No more comparisons. No more past. She pressed against him, and when the kiss was over she rested her cheek on his scratchy shoulder. “My bear,” she whispered. (She knew she would feel self-conscious and silly later on for having said that, but it didn’t matter. It was the way she felt now.)

“My bird,” he answered. His voice was gruff, as though he should have cleared his throat first.

“Bird?” She sat back, delighted, to look at him and see if he’d really meant it. She thought of herself as a plainer, dowdier, more earthbound creature. A bird? Really?

“A beautiful bird,” he said, and no matter how hard she looked she could see no guile in his eyes.

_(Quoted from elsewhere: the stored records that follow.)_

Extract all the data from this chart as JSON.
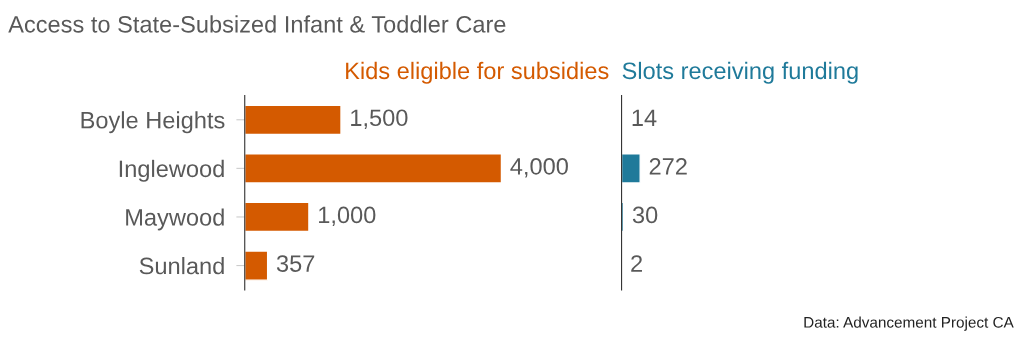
{
  "chart_data": [
    {
      "type": "bar",
      "orientation": "horizontal",
      "title": "Access to State-Subsized Infant & Toddler Care",
      "subtitle": "Kids eligible for subsidies",
      "categories": [
        "Boyle Heights",
        "Inglewood",
        "Maywood",
        "Sunland"
      ],
      "series": [
        {
          "color": "#d45a00",
          "values": [
            1500,
            4000,
            1000,
            357
          ],
          "value_labels": [
            "1,500",
            "4,000",
            "1,000",
            "357"
          ]
        }
      ],
      "grid": false,
      "legend": false,
      "tick_labels": "y"
    },
    {
      "type": "bar",
      "orientation": "horizontal",
      "subtitle": "Slots receiving funding",
      "series": [
        {
          "color": "#1f7a9a",
          "values": [
            14,
            272,
            30,
            2
          ],
          "value_labels": [
            "14",
            "272",
            "30",
            "2"
          ]
        }
      ],
      "grid": false,
      "legend": false,
      "tick_labels": false,
      "annotations": [
        "Data: Advancement Project CA"
      ]
    }
  ]
}
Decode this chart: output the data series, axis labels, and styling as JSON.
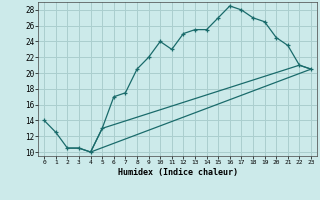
{
  "xlabel": "Humidex (Indice chaleur)",
  "bg_color": "#cceaea",
  "grid_color": "#aacece",
  "line_color": "#1a6b6b",
  "xlim": [
    -0.5,
    23.5
  ],
  "ylim": [
    9.5,
    29.0
  ],
  "xticks": [
    0,
    1,
    2,
    3,
    4,
    5,
    6,
    7,
    8,
    9,
    10,
    11,
    12,
    13,
    14,
    15,
    16,
    17,
    18,
    19,
    20,
    21,
    22,
    23
  ],
  "yticks": [
    10,
    12,
    14,
    16,
    18,
    20,
    22,
    24,
    26,
    28
  ],
  "line1_x": [
    0,
    1,
    2,
    3,
    4,
    5,
    6,
    7,
    8,
    9,
    10,
    11,
    12,
    13,
    14,
    15,
    16,
    17,
    18,
    19,
    20,
    21,
    22,
    23
  ],
  "line1_y": [
    14.0,
    12.5,
    10.5,
    10.5,
    10.0,
    13.0,
    17.0,
    17.5,
    20.5,
    22.0,
    24.0,
    23.0,
    25.0,
    25.5,
    25.5,
    27.0,
    28.5,
    28.0,
    27.0,
    26.5,
    24.5,
    23.5,
    21.0,
    20.5
  ],
  "line2_x": [
    2,
    3,
    4,
    5,
    22,
    23
  ],
  "line2_y": [
    10.5,
    10.5,
    10.0,
    13.0,
    21.0,
    20.5
  ],
  "line3_x": [
    4,
    23
  ],
  "line3_y": [
    10.0,
    20.5
  ]
}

He reached out and laid his palm against her cheek and ear, his fingers curving against the side of her head, and all at once she did feel birdlike, delicate and fragile and precious, held in his large hand.

He said, “What are you crying for?”

“I’m not crying,” she said, though she knew full well she was. “It’s just a shower with the sun shining,” she said, and turned her face to kiss his palm.

iv

All was quiet at the gate. The old man was off-duty now, and a younger man shone his flashlight in Robert’s eyes, then saw Evelyn and shifted the light away with a quick apology. He walked briskly away to open the gate.

Evelyn found herself growing nervous all over again. She was tempted to ask the guard what had finally happened this evening, but in the first place he more than likely wouldn’t know and in the second place the person with the answers would be Bradford.